According to the lawsuit, the plaintiff received a loan for personal purposes from Cascade Spring Credit. The loan was transferred to the plaintiff's bank account in Illinois via ACH, and was repaid through the same mechanism. The plaintiff alleges that the defendants' lending operations were conducted outside of tribal lands, and the majority of the transactions occurred in Illinois.
The plaintiff further alleges that the defendants, including Hill, Crandall, and Raines, are associated with the lending enterprise and conducted or participated in the affairs of the enterprise through a pattern of making and collecting unlawful loans.

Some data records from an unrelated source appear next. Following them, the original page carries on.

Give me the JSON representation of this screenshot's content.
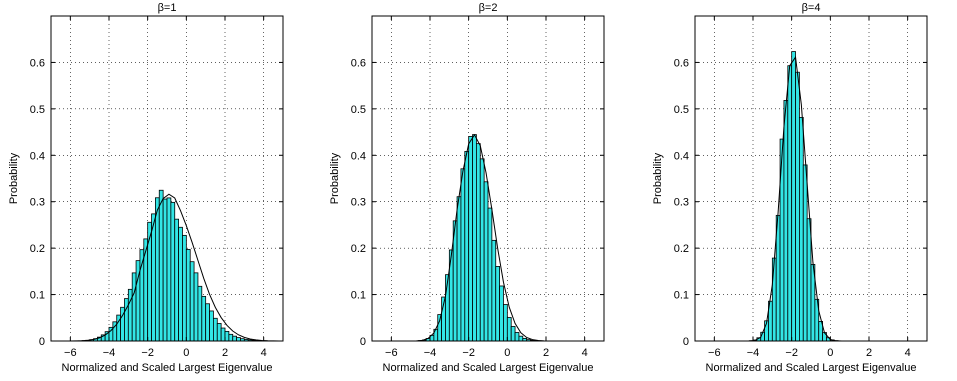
{
  "figure": {
    "bar_color": "#33e6e6",
    "bar_edge_color": "#000000",
    "curve_color": "#000000",
    "grid_style": "dotted"
  },
  "chart_data": [
    {
      "type": "bar",
      "title": "β=1",
      "xlabel": "Normalized and Scaled Largest Eigenvalue",
      "ylabel": "Probability",
      "xlim": [
        -7,
        5
      ],
      "ylim": [
        0,
        0.7
      ],
      "xticks": [
        "−6",
        "−4",
        "−2",
        "0",
        "2",
        "4"
      ],
      "yticks": [
        "0",
        "0.1",
        "0.2",
        "0.3",
        "0.4",
        "0.5",
        "0.6"
      ],
      "grid": true,
      "bin_width": 0.2,
      "bin_centers": [
        -5.9,
        -5.7,
        -5.5,
        -5.3,
        -5.1,
        -4.9,
        -4.7,
        -4.5,
        -4.3,
        -4.1,
        -3.9,
        -3.7,
        -3.5,
        -3.3,
        -3.1,
        -2.9,
        -2.7,
        -2.5,
        -2.3,
        -2.1,
        -1.9,
        -1.7,
        -1.5,
        -1.3,
        -1.1,
        -0.9,
        -0.7,
        -0.5,
        -0.3,
        -0.1,
        0.1,
        0.3,
        0.5,
        0.7,
        0.9,
        1.1,
        1.3,
        1.5,
        1.7,
        1.9,
        2.1,
        2.3,
        2.5,
        2.7,
        2.9,
        3.1,
        3.3,
        3.5,
        3.7,
        3.9,
        4.1,
        4.3,
        4.5
      ],
      "values": [
        0.0001,
        0.0002,
        0.0004,
        0.0008,
        0.0016,
        0.0029,
        0.005,
        0.0083,
        0.0132,
        0.0201,
        0.0294,
        0.0413,
        0.0558,
        0.0726,
        0.0913,
        0.1113,
        0.1467,
        0.1731,
        0.1967,
        0.2199,
        0.2557,
        0.2738,
        0.3085,
        0.3247,
        0.3057,
        0.3082,
        0.2986,
        0.2624,
        0.2449,
        0.2275,
        0.1972,
        0.1708,
        0.1468,
        0.1178,
        0.0961,
        0.0802,
        0.0647,
        0.0489,
        0.0378,
        0.0279,
        0.0207,
        0.0144,
        0.0104,
        0.0074,
        0.005,
        0.0033,
        0.0023,
        0.0015,
        0.0009,
        0.0006,
        0.0004,
        0.0002,
        0.0001
      ],
      "curve_x": [
        -6.3,
        -6.0,
        -5.7,
        -5.4,
        -5.1,
        -4.8,
        -4.5,
        -4.2,
        -3.9,
        -3.6,
        -3.3,
        -3.0,
        -2.7,
        -2.4,
        -2.1,
        -1.8,
        -1.5,
        -1.2,
        -0.9,
        -0.6,
        -0.3,
        0.0,
        0.3,
        0.6,
        0.9,
        1.2,
        1.5,
        1.8,
        2.1,
        2.4,
        2.7,
        3.0,
        3.3,
        3.6,
        3.9,
        4.2,
        4.5,
        4.8,
        5.0
      ],
      "curve_y": [
        0.0,
        0.0001,
        0.0002,
        0.0005,
        0.0014,
        0.0032,
        0.0067,
        0.0128,
        0.0224,
        0.0362,
        0.0549,
        0.0777,
        0.1034,
        0.1515,
        0.1936,
        0.2357,
        0.2819,
        0.3068,
        0.3162,
        0.308,
        0.2807,
        0.2484,
        0.2123,
        0.1737,
        0.135,
        0.1005,
        0.0725,
        0.0505,
        0.0337,
        0.0215,
        0.0132,
        0.0078,
        0.0044,
        0.0024,
        0.0012,
        0.0006,
        0.0003,
        0.0001,
        0.0001
      ]
    },
    {
      "type": "bar",
      "title": "β=2",
      "xlabel": "Normalized and Scaled Largest Eigenvalue",
      "ylabel": "Probability",
      "xlim": [
        -7,
        5
      ],
      "ylim": [
        0,
        0.7
      ],
      "xticks": [
        "−6",
        "−4",
        "−2",
        "0",
        "2",
        "4"
      ],
      "yticks": [
        "0",
        "0.1",
        "0.2",
        "0.3",
        "0.4",
        "0.5",
        "0.6"
      ],
      "grid": true,
      "bin_width": 0.2,
      "bin_centers": [
        -4.7,
        -4.5,
        -4.3,
        -4.1,
        -3.9,
        -3.7,
        -3.5,
        -3.3,
        -3.1,
        -2.9,
        -2.7,
        -2.5,
        -2.3,
        -2.1,
        -1.9,
        -1.7,
        -1.5,
        -1.3,
        -1.1,
        -0.9,
        -0.7,
        -0.5,
        -0.3,
        -0.1,
        0.1,
        0.3,
        0.5,
        0.7,
        0.9,
        1.1,
        1.3,
        1.5,
        1.7,
        1.9,
        2.1,
        2.3,
        2.5
      ],
      "values": [
        0.0002,
        0.0008,
        0.0021,
        0.0054,
        0.0122,
        0.0252,
        0.0569,
        0.0947,
        0.1429,
        0.1961,
        0.2588,
        0.3108,
        0.3709,
        0.4084,
        0.4406,
        0.4446,
        0.4251,
        0.3923,
        0.3429,
        0.2863,
        0.2168,
        0.1606,
        0.1185,
        0.0786,
        0.0507,
        0.0313,
        0.0184,
        0.0104,
        0.0056,
        0.0029,
        0.0015,
        0.0007,
        0.0003,
        0.0001,
        0.0001,
        0.0,
        0.0
      ],
      "curve_x": [
        -5.0,
        -4.7,
        -4.4,
        -4.1,
        -3.8,
        -3.5,
        -3.2,
        -2.9,
        -2.6,
        -2.3,
        -2.0,
        -1.7,
        -1.4,
        -1.1,
        -0.8,
        -0.5,
        -0.2,
        0.1,
        0.4,
        0.7,
        1.0,
        1.3,
        1.6,
        1.9,
        2.2,
        2.5,
        2.8
      ],
      "curve_y": [
        0.0,
        0.0002,
        0.0014,
        0.0054,
        0.0173,
        0.0438,
        0.0965,
        0.1838,
        0.2825,
        0.3652,
        0.4246,
        0.4441,
        0.4208,
        0.3621,
        0.2835,
        0.1995,
        0.1265,
        0.0725,
        0.0378,
        0.0178,
        0.0076,
        0.003,
        0.0011,
        0.0003,
        0.0001,
        0.0,
        0.0
      ]
    },
    {
      "type": "bar",
      "title": "β=4",
      "xlabel": "Normalized and Scaled Largest Eigenvalue",
      "ylabel": "Probability",
      "xlim": [
        -7,
        5
      ],
      "ylim": [
        0,
        0.7
      ],
      "xticks": [
        "−6",
        "−4",
        "−2",
        "0",
        "2",
        "4"
      ],
      "yticks": [
        "0",
        "0.1",
        "0.2",
        "0.3",
        "0.4",
        "0.5",
        "0.6"
      ],
      "grid": true,
      "bin_width": 0.2,
      "bin_centers": [
        -4.1,
        -3.9,
        -3.7,
        -3.5,
        -3.3,
        -3.1,
        -2.9,
        -2.7,
        -2.5,
        -2.3,
        -2.1,
        -1.9,
        -1.7,
        -1.5,
        -1.3,
        -1.1,
        -0.9,
        -0.7,
        -0.5,
        -0.3,
        -0.1,
        0.1,
        0.3,
        0.5,
        0.7
      ],
      "values": [
        0.0005,
        0.0021,
        0.0069,
        0.0188,
        0.0435,
        0.0857,
        0.1786,
        0.2706,
        0.4349,
        0.5181,
        0.5929,
        0.6234,
        0.5789,
        0.4816,
        0.3792,
        0.2634,
        0.165,
        0.0898,
        0.0422,
        0.0183,
        0.0071,
        0.0024,
        0.0007,
        0.0002,
        0.0
      ],
      "curve_x": [
        -4.5,
        -4.2,
        -3.9,
        -3.6,
        -3.3,
        -3.0,
        -2.7,
        -2.4,
        -2.1,
        -1.8,
        -1.5,
        -1.2,
        -0.9,
        -0.6,
        -0.3,
        0.0,
        0.3,
        0.6,
        0.9,
        1.2
      ],
      "curve_y": [
        0.0,
        0.0002,
        0.0012,
        0.0081,
        0.0382,
        0.1213,
        0.2777,
        0.4611,
        0.5931,
        0.6113,
        0.5093,
        0.3391,
        0.1691,
        0.0652,
        0.0175,
        0.0032,
        0.0004,
        0.0,
        0.0,
        0.0
      ]
    }
  ]
}
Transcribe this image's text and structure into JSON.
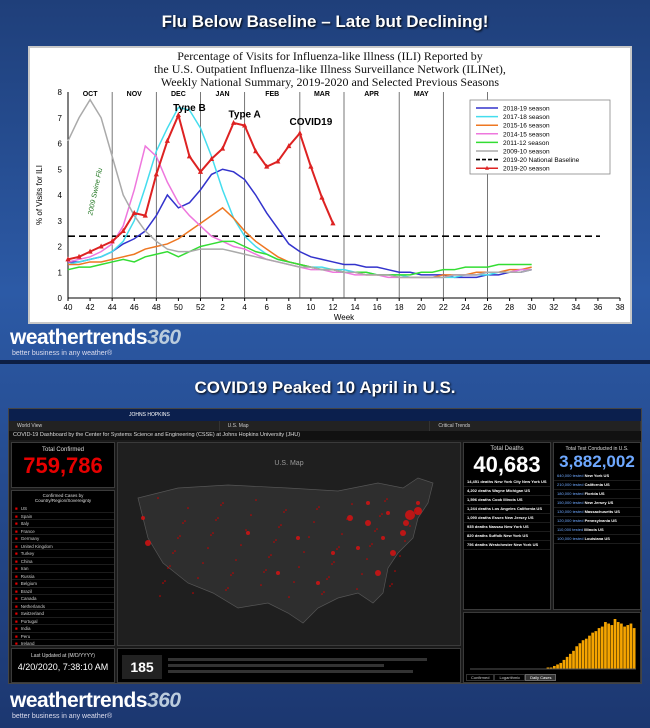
{
  "slide1": {
    "title": "Flu Below Baseline – Late but Declining!",
    "chart_data": {
      "type": "line",
      "title_lines": [
        "Percentage of Visits for Influenza-like Illness (ILI) Reported by",
        "the U.S. Outpatient Influenza-like Illness Surveillance Network (ILINet),",
        "Weekly National Summary, 2019-2020 and Selected Previous Seasons"
      ],
      "xlabel": "Week",
      "ylabel": "% of Visits for ILI",
      "ylim": [
        0,
        8
      ],
      "yticks": [
        "0",
        "1",
        "2",
        "3",
        "4",
        "5",
        "6",
        "7",
        "8"
      ],
      "xticks": [
        "40",
        "42",
        "44",
        "46",
        "48",
        "50",
        "52",
        "2",
        "4",
        "6",
        "8",
        "10",
        "12",
        "14",
        "16",
        "18",
        "20",
        "22",
        "24",
        "26",
        "28",
        "30",
        "32",
        "34",
        "36",
        "38"
      ],
      "months": [
        "OCT",
        "NOV",
        "DEC",
        "JAN",
        "FEB",
        "MAR",
        "APR",
        "MAY"
      ],
      "annotations": [
        "Type B",
        "Type A",
        "COVID19",
        "2009 Swine Flu"
      ],
      "baseline": 2.4,
      "legend_position": "top-right",
      "series": [
        {
          "name": "2018-19 season",
          "color": "#3333cc",
          "values": [
            1.4,
            1.4,
            1.5,
            1.6,
            1.8,
            2.1,
            2.3,
            2.6,
            3.2,
            4.0,
            3.5,
            3.7,
            4.2,
            4.8,
            5.0,
            4.9,
            4.6,
            4.0,
            3.3,
            2.7,
            2.1,
            1.8,
            1.6,
            1.5,
            1.4,
            1.3,
            1.3,
            1.2,
            1.2,
            1.1,
            1.0,
            1.0,
            0.9,
            0.9,
            0.9,
            0.8,
            0.8,
            0.8,
            0.9,
            0.9,
            1.0,
            1.0,
            1.1
          ]
        },
        {
          "name": "2017-18 season",
          "color": "#44ddee",
          "values": [
            1.3,
            1.4,
            1.5,
            1.6,
            1.8,
            2.2,
            3.0,
            4.3,
            5.7,
            6.6,
            7.4,
            7.3,
            6.6,
            5.5,
            4.2,
            3.1,
            2.4,
            2.0,
            1.7,
            1.5,
            1.4,
            1.3,
            1.2,
            1.2,
            1.1,
            1.1,
            1.0,
            1.0,
            0.9,
            0.9,
            0.9,
            0.8,
            0.8,
            0.8,
            0.8,
            0.8,
            0.9,
            0.9,
            0.9,
            1.0,
            1.0,
            1.1,
            1.1
          ]
        },
        {
          "name": "2015-16 season",
          "color": "#ee7722",
          "values": [
            1.3,
            1.3,
            1.4,
            1.4,
            1.5,
            1.6,
            1.7,
            1.9,
            2.0,
            2.1,
            2.3,
            2.6,
            2.9,
            3.2,
            3.5,
            3.1,
            2.6,
            2.2,
            1.9,
            1.6,
            1.4,
            1.3,
            1.2,
            1.1,
            1.1,
            1.0,
            1.0,
            0.9,
            0.9,
            0.9,
            0.8,
            0.8,
            0.8,
            0.8,
            0.9,
            0.9,
            0.9,
            1.0,
            1.0,
            1.0,
            1.1,
            1.1,
            1.2
          ]
        },
        {
          "name": "2014-15 season",
          "color": "#ee77dd",
          "values": [
            1.4,
            1.5,
            1.6,
            1.8,
            2.1,
            2.8,
            4.2,
            5.9,
            5.5,
            4.5,
            3.7,
            3.2,
            2.8,
            2.4,
            2.2,
            2.0,
            1.9,
            1.7,
            1.5,
            1.4,
            1.3,
            1.2,
            1.1,
            1.1,
            1.0,
            1.0,
            0.9,
            0.9,
            0.9,
            0.8,
            0.8,
            0.8,
            0.8,
            0.8,
            0.8,
            0.9,
            0.9,
            0.9,
            1.0,
            1.0,
            1.0,
            1.1,
            1.1
          ]
        },
        {
          "name": "2011-12 season",
          "color": "#33dd33",
          "values": [
            1.1,
            1.2,
            1.2,
            1.3,
            1.4,
            1.5,
            1.4,
            1.6,
            1.7,
            1.8,
            1.6,
            1.8,
            2.0,
            2.1,
            2.2,
            2.2,
            2.0,
            1.8,
            1.7,
            1.5,
            1.4,
            1.3,
            1.2,
            1.1,
            1.1,
            1.0,
            1.0,
            1.0,
            0.9,
            0.9,
            0.9,
            0.9,
            1.0,
            1.0,
            1.1,
            1.1,
            1.2,
            1.2,
            1.2,
            1.3,
            1.3,
            1.3,
            1.3
          ]
        },
        {
          "name": "2009-10 season",
          "color": "#aaaaaa",
          "values": [
            6.1,
            7.0,
            7.7,
            7.0,
            5.5,
            4.0,
            3.2,
            2.6,
            2.2,
            1.9,
            1.8,
            1.8,
            1.9,
            1.9,
            1.9,
            1.8,
            1.7,
            1.6,
            1.5,
            1.4,
            1.3,
            1.2,
            1.2,
            1.1,
            1.1,
            1.0,
            1.0,
            0.9,
            0.9,
            0.9,
            0.8,
            0.8,
            0.8,
            0.8,
            0.8,
            0.9,
            0.9,
            0.9,
            1.0,
            1.0,
            1.0,
            1.0,
            1.1
          ]
        },
        {
          "name": "2019-20 National Baseline",
          "color": "#000000",
          "dashed": true
        },
        {
          "name": "2019-20 season",
          "color": "#dd2222",
          "marker": true,
          "values": [
            1.5,
            1.6,
            1.8,
            2.0,
            2.2,
            2.6,
            3.3,
            3.2,
            4.8,
            6.1,
            7.1,
            5.5,
            4.9,
            5.4,
            5.8,
            6.8,
            6.7,
            5.7,
            5.1,
            5.3,
            5.9,
            6.4,
            5.1,
            3.9,
            2.9
          ]
        }
      ]
    }
  },
  "slide2": {
    "title": "COVID19 Peaked 10 April in U.S.",
    "dashboard": {
      "university": "JOHNS HOPKINS",
      "nav_tabs": [
        "World View",
        "U.S. Map",
        "Critical Trends"
      ],
      "header": "COVID-19 Dashboard by the Center for Systems Science and Engineering (CSSE) at Johns Hopkins University (JHU)",
      "confirmed_label": "Total Confirmed",
      "confirmed_value": "759,786",
      "list_label": "Confirmed Cases by Country/Region/Sovereignty",
      "countries": [
        "US",
        "Spain",
        "Italy",
        "France",
        "Germany",
        "United Kingdom",
        "Turkey",
        "China",
        "Iran",
        "Russia",
        "Belgium",
        "Brazil",
        "Canada",
        "Netherlands",
        "Switzerland",
        "Portugal",
        "India",
        "Peru",
        "Ireland",
        "Austria",
        "Sweden",
        "Israel",
        "Japan",
        "Korea, South"
      ],
      "last_updated_label": "Last Updated at (M/D/YYYY)",
      "last_updated": "4/20/2020, 7:38:10 AM",
      "countries_count": "185",
      "map_label": "U.S. Map",
      "deaths_label": "Total Deaths",
      "deaths_value": "40,683",
      "tests_label": "Total Test Conducted in U.S.",
      "tests_value": "3,882,002",
      "deaths_list": [
        {
          "count": "14,451 deaths",
          "place": "New York City New York US"
        },
        {
          "count": "4,202 deaths",
          "place": "Wayne Michigan US"
        },
        {
          "count": "1,596 deaths",
          "place": "Cook Illinois US"
        },
        {
          "count": "1,244 deaths",
          "place": "Los Angeles California US"
        },
        {
          "count": "1,090 deaths",
          "place": "Essex New Jersey US"
        },
        {
          "count": "935 deaths",
          "place": "Nassau New York US"
        },
        {
          "count": "820 deaths",
          "place": "Suffolk New York US"
        },
        {
          "count": "756 deaths",
          "place": "Westchester New York US"
        }
      ],
      "tests_list": [
        {
          "count": "640,000 tested",
          "place": "New York US"
        },
        {
          "count": "210,000 tested",
          "place": "California US"
        },
        {
          "count": "180,000 tested",
          "place": "Florida US"
        },
        {
          "count": "150,000 tested",
          "place": "New Jersey US"
        },
        {
          "count": "130,000 tested",
          "place": "Massachusetts US"
        },
        {
          "count": "120,000 tested",
          "place": "Pennsylvania US"
        },
        {
          "count": "110,000 tested",
          "place": "Illinois US"
        },
        {
          "count": "100,000 tested",
          "place": "Louisiana US"
        }
      ],
      "chart_tabs": [
        "Confirmed",
        "Logarithmic",
        "Daily Cases"
      ],
      "daily_cases": [
        0,
        0,
        0,
        0,
        0,
        0,
        0,
        0,
        0,
        0,
        0,
        0,
        0,
        0,
        0,
        0,
        0,
        0,
        0,
        0,
        0,
        0,
        0,
        0,
        1,
        1,
        2,
        3,
        4,
        6,
        8,
        10,
        12,
        15,
        17,
        19,
        20,
        22,
        24,
        25,
        27,
        28,
        31,
        30,
        29,
        33,
        31,
        30,
        28,
        29,
        30,
        27
      ]
    }
  },
  "brand": {
    "name": "weathertrends",
    "number": "360",
    "tagline": "better business in any weather®"
  }
}
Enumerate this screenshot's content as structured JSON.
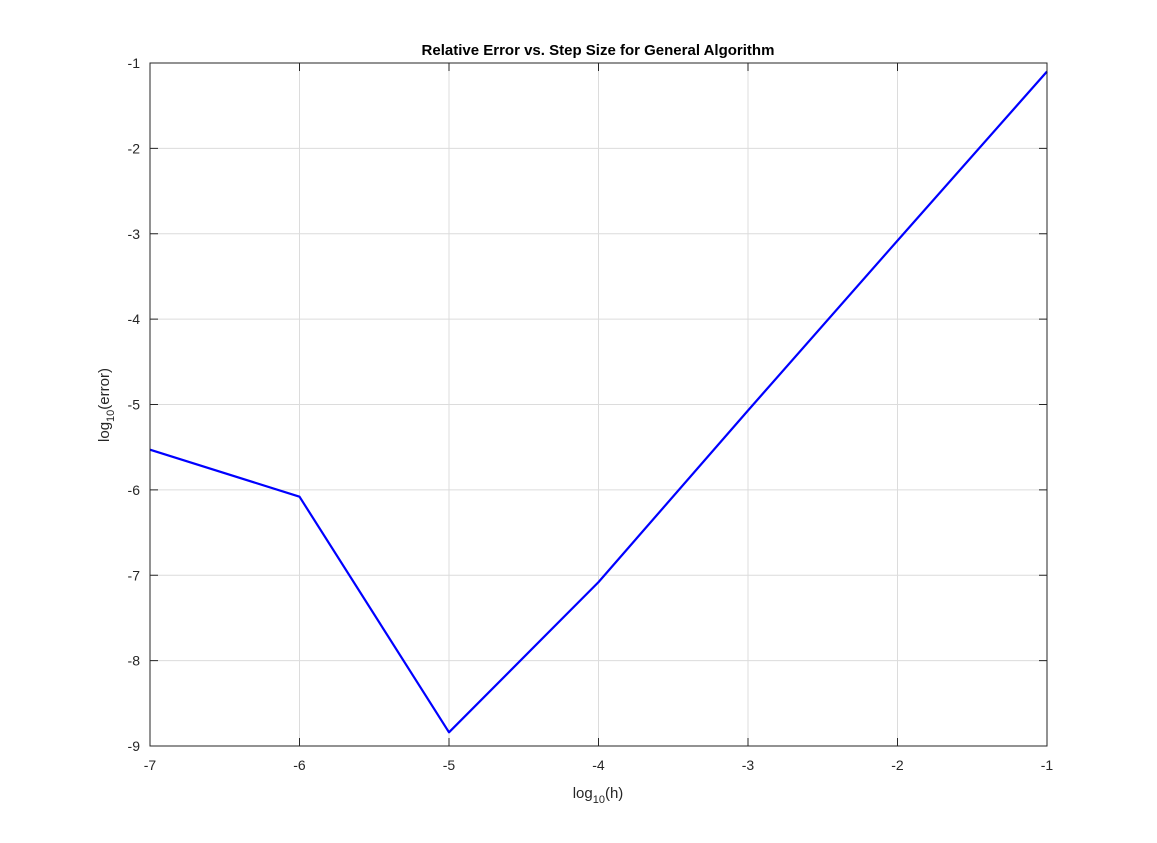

The plaintiff brings the lawsuit on behalf of a class consisting of individuals with Illinois addresses who received loans from Cascade Spring Credit at more than 9% interest or more than 36% interest, depending on the claim. The class is numerous, making a class action the superior method for the fair and efficient adjudication of the matter.
Given the allegations, it is likely that many Illinois residents who have taken out loans from Cascade Spring Credit may be affected by this case. The lawsuit seeks to represent all such individuals, and to hold the defendants accountable for their alleged actions.
The plaintiff is seeking statutory damages, compensatory damages, punitive damages, and attorney's fees. While the exact dollar amount is not stated in the complaint, it is likely to be in excess of five million dollars. The plaintiff also seeks other relief as deemed proper by the court, which could potentially increase the total amount at stake.
In addition to monetary damages, the plaintiff also demands that the defendants preserve all recordings, data, documents, and other tangible things related to the case. This could potentially lead to further evidence being uncovered, and could have significant implications for the outcome of the case.
As the case progresses, the court will need to determine whether the defendants' alleged actions indeed constitute violations of the Illinois Predatory Loan Prevention Act, the Illinois Interest Act, and the Illinois Consumer Fraud Act. The court will also need to determine whether the defendants qualify for tribal immunity, as they claim.
Regardless of the outcome, this case serves as a stark reminder of the potential pitfalls of online lending, and the importance of consumer protection laws in ensuring that borrowers are treated fairly.